Island Lecture Series April 2016 – “New London: The Island’s Lost Dream” with John Cousins

ISLAND LECTURE SERIES
New London: The Island’s Lost Dream

with John Cousins
Tuesday, April 19, 2016 | 7 p.m. | SDU Main  Building Faculty Lounge

The Island Studies Lectures Series concludes this season on April 19 with historian/folklorist John Cousins presenting a lecture entitled “New London: The Island’s Lost Dream,” tracing the rise and fall of the “Quaker” village of New London between the years 1773 and 1795. The talk – a sneak preview of a book to be published later this year by Island Studies Press – gets under way at 7 p.m. in the SDU Main Building Faculty Lounge on the UPEI campus.

New London was unique in the history of Island settlements. It was begun not as a community of scattered farms but as a compact industrial village stretched along “Leadenhall Street,” the road leading to the harbour mouth. The villagers for the most part were woodsmen, mill workers, and artisans: shoemakers, blacksmiths, coopers and woodworkers like the famous Benjamin Chappell. There was even a village doctor: Dr. Cullshaw. The plan of Robert Clark, the London Quaker who owned Lot 21, was to exploit the sea and the forest of his Island properties and export fish and lumber to the Caribbean. In return, products from the Caribbean – rum and sugar, for instance – would be carried back to the Island.

The village was unique in other ways. It was planned as a Quaker community and its core families were Quakers from London and from the southern and western counties of England – some of whose descendants still live in the area. Powerful Quaker industrialists in England, among them John Townsend, a London pewter merchant, and William Cookworthy, the founder of England’s porcelain industry, were Clark’s supporters. Yet, within 20 years, the settlement at New London’s harbour mouth had died.

Using eyewitness accounts and correspondence from the time, Cousins examines the village’s birth, its middle years and finally the “perfect storm” of events which led to the end of Robert Clark’s dream: the American Revolution, the business failure of Robert Clark, and finally the machinations of Island politicians who seized part of Clark’s property. In the end the dream of New London and its founders died. However, the first-hand accounts of its early days recorded by Benjamin Chappell, Thomas Curtis and Joseph Roake demonstrate that the courage, grace and toughness of the first New Londoners outlasted the death of their dream.

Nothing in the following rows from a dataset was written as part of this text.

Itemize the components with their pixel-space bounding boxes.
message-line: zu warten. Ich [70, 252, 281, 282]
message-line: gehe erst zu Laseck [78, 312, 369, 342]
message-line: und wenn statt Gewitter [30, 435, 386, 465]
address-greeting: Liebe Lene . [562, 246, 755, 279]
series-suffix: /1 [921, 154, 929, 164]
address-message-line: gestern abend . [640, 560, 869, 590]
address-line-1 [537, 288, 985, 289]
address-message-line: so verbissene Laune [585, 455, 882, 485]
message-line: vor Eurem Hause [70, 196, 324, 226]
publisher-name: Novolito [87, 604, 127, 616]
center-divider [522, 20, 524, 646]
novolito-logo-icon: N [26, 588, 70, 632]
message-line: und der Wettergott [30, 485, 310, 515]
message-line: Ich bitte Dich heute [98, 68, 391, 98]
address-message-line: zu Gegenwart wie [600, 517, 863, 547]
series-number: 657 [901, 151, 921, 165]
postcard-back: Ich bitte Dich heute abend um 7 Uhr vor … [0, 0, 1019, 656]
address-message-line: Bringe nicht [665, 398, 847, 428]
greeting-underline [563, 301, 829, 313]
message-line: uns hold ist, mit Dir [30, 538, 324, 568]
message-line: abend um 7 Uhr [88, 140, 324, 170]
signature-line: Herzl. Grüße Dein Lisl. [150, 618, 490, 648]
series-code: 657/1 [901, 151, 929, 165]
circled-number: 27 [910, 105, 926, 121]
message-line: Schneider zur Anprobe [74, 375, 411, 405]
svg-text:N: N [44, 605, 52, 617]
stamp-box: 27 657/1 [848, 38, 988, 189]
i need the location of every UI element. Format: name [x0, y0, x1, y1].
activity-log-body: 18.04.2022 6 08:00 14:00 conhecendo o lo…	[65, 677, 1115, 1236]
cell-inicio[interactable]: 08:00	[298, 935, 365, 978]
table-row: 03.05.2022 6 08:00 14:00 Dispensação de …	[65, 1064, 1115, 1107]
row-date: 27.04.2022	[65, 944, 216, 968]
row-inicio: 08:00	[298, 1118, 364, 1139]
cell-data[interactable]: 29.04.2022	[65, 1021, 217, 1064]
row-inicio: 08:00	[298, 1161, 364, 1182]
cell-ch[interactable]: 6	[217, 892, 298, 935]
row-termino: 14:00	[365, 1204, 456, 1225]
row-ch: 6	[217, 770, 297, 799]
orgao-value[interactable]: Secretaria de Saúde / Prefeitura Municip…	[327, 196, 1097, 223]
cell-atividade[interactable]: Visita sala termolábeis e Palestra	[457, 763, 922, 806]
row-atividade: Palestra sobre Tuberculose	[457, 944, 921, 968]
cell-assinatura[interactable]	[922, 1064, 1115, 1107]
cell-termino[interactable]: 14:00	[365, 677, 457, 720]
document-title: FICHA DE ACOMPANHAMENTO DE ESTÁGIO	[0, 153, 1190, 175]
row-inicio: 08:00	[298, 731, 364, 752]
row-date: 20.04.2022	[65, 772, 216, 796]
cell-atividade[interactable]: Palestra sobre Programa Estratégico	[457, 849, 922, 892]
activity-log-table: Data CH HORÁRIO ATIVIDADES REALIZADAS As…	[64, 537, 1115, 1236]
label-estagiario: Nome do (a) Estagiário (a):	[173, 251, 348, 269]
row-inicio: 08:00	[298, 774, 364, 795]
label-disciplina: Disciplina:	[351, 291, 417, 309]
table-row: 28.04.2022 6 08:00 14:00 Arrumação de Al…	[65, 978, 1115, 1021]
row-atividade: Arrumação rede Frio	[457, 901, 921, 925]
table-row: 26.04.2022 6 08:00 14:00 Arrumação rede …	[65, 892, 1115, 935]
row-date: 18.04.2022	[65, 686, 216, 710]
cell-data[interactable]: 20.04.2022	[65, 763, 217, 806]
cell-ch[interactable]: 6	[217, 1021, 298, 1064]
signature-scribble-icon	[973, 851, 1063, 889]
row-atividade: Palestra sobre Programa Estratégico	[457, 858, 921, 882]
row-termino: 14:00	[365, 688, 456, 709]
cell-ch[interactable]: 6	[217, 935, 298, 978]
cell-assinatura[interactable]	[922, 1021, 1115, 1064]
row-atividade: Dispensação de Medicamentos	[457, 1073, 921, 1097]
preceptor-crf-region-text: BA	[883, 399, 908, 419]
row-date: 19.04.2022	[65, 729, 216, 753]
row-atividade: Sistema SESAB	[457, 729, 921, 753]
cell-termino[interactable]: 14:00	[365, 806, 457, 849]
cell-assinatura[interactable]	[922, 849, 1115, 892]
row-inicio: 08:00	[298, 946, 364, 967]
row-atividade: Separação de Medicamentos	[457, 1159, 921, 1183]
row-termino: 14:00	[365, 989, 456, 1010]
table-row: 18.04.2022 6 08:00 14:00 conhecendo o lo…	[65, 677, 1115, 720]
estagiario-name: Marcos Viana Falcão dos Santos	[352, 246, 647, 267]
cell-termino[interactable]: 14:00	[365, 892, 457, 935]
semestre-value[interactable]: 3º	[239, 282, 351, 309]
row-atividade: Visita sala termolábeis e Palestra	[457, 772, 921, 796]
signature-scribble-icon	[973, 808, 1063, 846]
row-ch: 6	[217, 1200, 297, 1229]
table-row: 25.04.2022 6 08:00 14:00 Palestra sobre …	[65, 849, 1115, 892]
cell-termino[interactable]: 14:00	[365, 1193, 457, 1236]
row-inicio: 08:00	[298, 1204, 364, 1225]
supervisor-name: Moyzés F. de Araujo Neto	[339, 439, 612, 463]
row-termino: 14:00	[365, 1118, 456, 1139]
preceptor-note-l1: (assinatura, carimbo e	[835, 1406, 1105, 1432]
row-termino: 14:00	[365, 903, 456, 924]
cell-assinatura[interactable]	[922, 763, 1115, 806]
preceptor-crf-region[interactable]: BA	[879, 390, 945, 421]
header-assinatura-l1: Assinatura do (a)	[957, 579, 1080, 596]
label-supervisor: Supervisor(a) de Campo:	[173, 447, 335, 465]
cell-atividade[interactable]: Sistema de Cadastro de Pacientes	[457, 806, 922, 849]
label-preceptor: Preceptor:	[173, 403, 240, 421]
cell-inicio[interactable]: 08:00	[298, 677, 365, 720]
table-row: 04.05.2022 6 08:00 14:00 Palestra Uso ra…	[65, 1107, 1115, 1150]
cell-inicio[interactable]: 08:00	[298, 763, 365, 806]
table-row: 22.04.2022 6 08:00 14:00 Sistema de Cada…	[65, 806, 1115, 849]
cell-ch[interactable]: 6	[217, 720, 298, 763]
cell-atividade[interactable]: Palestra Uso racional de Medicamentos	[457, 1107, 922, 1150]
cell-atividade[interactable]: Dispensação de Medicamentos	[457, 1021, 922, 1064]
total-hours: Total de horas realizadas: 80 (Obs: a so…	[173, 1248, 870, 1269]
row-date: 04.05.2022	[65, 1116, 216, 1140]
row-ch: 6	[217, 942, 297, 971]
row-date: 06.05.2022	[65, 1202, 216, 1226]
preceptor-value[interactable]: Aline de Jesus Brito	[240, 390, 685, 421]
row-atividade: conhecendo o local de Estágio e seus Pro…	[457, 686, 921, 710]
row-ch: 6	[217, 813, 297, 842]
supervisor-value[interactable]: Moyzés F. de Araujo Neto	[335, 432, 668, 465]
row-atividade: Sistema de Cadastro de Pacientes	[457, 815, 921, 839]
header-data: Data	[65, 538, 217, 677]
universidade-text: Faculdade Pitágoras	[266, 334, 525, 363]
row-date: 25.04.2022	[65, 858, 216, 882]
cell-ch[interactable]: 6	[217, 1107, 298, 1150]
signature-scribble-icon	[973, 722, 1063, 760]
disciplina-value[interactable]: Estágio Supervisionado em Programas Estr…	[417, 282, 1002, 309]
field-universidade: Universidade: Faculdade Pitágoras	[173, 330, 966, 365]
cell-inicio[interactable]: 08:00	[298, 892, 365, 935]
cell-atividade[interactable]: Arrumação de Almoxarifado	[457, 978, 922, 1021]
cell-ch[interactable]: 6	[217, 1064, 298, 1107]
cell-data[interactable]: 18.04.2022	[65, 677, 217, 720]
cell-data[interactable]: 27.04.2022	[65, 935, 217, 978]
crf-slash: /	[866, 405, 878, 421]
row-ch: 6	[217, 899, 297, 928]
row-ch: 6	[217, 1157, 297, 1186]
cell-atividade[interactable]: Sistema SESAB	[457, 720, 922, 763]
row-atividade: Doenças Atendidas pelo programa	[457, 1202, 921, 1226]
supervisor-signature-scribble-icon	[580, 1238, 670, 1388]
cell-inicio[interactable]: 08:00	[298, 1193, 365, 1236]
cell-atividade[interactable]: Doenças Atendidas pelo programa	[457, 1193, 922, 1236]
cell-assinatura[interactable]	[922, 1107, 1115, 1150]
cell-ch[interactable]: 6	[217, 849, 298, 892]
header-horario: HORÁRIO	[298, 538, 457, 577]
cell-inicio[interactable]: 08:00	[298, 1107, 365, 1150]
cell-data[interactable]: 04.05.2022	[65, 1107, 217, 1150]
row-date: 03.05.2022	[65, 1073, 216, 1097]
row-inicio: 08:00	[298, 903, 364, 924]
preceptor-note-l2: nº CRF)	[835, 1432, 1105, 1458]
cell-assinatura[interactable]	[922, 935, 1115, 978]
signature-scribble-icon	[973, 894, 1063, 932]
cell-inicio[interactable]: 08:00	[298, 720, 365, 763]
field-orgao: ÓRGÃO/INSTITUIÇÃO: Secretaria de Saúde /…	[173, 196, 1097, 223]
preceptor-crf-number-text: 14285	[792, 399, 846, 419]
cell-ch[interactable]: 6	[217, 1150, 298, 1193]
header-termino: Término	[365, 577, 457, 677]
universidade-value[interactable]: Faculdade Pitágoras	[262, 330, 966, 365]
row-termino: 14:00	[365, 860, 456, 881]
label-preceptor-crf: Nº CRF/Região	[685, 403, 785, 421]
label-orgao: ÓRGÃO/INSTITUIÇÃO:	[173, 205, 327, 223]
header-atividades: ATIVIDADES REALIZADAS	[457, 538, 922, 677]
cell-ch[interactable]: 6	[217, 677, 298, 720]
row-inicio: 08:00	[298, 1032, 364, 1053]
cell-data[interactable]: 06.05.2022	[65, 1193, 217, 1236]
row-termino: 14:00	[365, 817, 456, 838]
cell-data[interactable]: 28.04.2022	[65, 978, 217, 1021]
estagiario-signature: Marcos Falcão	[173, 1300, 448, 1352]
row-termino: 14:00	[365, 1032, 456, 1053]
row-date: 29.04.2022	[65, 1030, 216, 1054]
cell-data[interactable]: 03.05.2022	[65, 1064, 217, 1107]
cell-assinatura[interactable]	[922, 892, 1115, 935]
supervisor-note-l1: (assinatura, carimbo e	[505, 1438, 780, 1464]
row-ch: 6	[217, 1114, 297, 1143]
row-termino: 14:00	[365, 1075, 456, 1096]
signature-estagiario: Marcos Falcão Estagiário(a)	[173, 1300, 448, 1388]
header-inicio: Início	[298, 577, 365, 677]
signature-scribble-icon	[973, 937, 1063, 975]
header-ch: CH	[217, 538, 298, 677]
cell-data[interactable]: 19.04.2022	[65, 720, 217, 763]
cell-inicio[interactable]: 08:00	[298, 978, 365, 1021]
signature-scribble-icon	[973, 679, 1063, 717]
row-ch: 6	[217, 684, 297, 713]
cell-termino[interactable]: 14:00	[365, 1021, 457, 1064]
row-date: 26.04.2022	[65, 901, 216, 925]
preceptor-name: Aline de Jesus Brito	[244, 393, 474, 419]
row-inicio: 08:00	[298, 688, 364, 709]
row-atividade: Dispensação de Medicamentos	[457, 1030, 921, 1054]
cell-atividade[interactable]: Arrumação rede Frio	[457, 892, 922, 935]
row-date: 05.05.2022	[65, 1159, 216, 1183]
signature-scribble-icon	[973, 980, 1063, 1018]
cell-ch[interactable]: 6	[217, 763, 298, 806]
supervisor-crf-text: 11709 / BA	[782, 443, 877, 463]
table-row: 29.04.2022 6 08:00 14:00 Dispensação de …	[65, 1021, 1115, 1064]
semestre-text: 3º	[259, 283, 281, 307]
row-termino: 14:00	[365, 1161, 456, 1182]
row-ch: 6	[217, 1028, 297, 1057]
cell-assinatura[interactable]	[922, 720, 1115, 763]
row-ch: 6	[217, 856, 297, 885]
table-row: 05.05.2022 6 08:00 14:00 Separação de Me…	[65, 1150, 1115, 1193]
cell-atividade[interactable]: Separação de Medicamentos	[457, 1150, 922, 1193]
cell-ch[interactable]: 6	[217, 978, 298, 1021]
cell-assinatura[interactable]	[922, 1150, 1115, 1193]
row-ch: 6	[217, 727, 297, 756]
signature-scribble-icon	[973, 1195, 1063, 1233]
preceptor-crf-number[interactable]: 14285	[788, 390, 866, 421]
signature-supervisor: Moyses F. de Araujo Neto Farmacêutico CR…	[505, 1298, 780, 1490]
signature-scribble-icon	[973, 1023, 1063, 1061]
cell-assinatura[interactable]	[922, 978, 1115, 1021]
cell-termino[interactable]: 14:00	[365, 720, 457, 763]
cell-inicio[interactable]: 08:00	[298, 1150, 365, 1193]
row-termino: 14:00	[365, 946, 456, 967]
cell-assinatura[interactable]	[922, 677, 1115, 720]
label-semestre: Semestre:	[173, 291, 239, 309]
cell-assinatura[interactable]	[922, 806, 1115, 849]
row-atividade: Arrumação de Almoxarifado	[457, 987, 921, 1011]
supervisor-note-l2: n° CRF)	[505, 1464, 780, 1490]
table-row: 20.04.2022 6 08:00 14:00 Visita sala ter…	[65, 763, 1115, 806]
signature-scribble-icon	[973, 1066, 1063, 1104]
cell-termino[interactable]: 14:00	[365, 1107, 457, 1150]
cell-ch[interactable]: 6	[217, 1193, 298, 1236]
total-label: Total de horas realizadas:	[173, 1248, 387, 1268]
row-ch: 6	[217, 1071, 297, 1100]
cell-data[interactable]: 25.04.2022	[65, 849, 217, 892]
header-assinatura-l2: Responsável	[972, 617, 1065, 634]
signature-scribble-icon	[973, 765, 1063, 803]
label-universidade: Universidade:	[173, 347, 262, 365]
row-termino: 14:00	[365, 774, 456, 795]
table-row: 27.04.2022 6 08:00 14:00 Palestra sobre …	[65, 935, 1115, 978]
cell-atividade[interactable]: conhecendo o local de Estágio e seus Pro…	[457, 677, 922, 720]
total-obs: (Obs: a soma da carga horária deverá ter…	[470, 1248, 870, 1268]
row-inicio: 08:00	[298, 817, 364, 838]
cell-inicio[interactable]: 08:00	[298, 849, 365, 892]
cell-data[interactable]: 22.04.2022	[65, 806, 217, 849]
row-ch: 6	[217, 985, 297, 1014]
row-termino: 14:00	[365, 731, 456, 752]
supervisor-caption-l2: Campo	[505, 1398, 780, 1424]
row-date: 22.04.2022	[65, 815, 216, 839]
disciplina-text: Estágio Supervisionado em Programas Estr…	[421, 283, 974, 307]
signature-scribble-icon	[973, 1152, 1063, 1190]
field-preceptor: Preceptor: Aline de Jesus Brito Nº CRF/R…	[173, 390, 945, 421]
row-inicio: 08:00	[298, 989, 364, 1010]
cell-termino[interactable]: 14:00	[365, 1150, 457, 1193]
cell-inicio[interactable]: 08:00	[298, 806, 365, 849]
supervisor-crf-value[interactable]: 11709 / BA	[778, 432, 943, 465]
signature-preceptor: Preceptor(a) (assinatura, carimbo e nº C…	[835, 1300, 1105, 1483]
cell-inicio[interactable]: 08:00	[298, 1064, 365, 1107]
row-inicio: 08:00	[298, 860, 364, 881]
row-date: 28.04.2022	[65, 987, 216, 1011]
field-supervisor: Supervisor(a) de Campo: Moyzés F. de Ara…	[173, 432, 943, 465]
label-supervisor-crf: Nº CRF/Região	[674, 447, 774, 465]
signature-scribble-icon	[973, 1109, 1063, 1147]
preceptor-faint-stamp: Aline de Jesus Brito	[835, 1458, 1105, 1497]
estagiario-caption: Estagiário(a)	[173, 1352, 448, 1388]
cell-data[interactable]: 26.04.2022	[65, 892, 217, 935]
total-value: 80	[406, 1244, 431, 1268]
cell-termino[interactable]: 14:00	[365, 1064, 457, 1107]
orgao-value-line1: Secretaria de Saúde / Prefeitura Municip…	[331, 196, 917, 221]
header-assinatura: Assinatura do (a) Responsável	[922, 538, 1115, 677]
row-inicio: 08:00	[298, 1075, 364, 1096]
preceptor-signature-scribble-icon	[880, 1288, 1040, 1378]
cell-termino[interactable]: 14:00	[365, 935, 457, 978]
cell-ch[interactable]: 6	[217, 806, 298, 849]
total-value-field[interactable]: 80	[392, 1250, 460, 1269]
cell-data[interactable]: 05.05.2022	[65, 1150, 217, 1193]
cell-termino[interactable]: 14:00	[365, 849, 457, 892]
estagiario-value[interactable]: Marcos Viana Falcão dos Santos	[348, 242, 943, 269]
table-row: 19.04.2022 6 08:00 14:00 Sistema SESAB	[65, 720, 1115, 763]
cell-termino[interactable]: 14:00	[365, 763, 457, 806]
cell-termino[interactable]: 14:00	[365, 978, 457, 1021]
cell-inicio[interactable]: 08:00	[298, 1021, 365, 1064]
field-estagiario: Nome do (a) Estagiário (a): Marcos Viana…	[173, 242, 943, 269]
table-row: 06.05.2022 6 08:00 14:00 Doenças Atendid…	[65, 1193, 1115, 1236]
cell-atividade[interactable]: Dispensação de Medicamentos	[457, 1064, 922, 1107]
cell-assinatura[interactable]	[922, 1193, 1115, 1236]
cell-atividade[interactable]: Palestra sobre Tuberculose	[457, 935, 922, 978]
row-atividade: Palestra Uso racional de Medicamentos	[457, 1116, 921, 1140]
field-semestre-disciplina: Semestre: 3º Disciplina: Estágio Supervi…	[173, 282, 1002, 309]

John Cousins was born in the fishing village of Campbellton, Lot Four, western Prince County in 1945. He has been a fisherman, a school teacher, a school administrator, a historian and a folklorist and has published a number of works on PEI history and folklore. He taught as a sessional professor of folklore in UPEI’s History Department from 2000 to 2014. He is descended from John Cousins and Mary Townsend, whose families were among the first settlers at New London.